The Anatomy of a Triton Attention Kernel
Burkhard Ringlein, Jan van Lunteren, Radu Stoica, Thomas Parnell
TL;DR
This paper tackles the challenge of portable, high-performance LLM inference across GPU vendors by developing a Triton-based paged attention kernel. It demonstrates state-of-the-art performance on both NVIDIA and AMD GPUs and integrates the solution into the open-source vLLM inference server, making it broadly accessible. The authors detail kernel designs (including Q-Block, tiled softmax, and static launch grids), autotuning heuristics, and system integration, showing end-to-end latency improvements up to $5.9\times$ and near parity with Flash Attention on major hardware. The work highlights how open-source DSLs like Triton can unlock cross-vendor portability and practical deployment of cutting-edge attention kernels, with open-source releases and clear directions for future GPU-specific tuning and graph usage.
Abstract
A long-standing goal in both industry and academia is to develop an LLM inference platform that is portable across hardware architectures, eliminates the need for low-level hand-tuning, and still delivers best-in-class efficiency.

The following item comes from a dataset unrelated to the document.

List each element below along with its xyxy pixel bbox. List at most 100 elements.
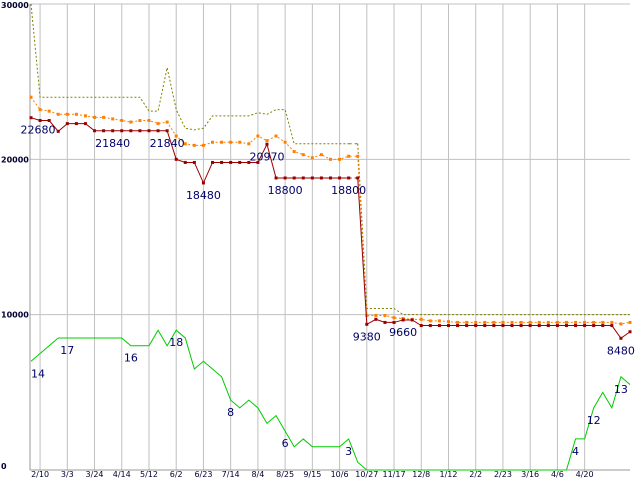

In this work, we demonstrate that portable, efficient cross-platform LLM inference is indeed possible and share our experience. We develop a state-of-the-art paged attention kernel, the core performance-critical component of many LLM deployments, that builds exclusively on the domain-specific just-in-time compiled language Triton to achieve state-of-the-art performance on both NVIDIA and AMD GPUs. We describe our high-level approach, the key algorithmic and system-level improvements, the parameter auto-tuning required to unlock efficiency, and the integrations into a popular inference server that are necessary to bring the performance of a generic Triton attention kernel from 19.7% of the state-of-the-art to 105.9%. Our results highlight how open-source domain-specific languages can be leveraged to unlock model portability across different GPU vendors.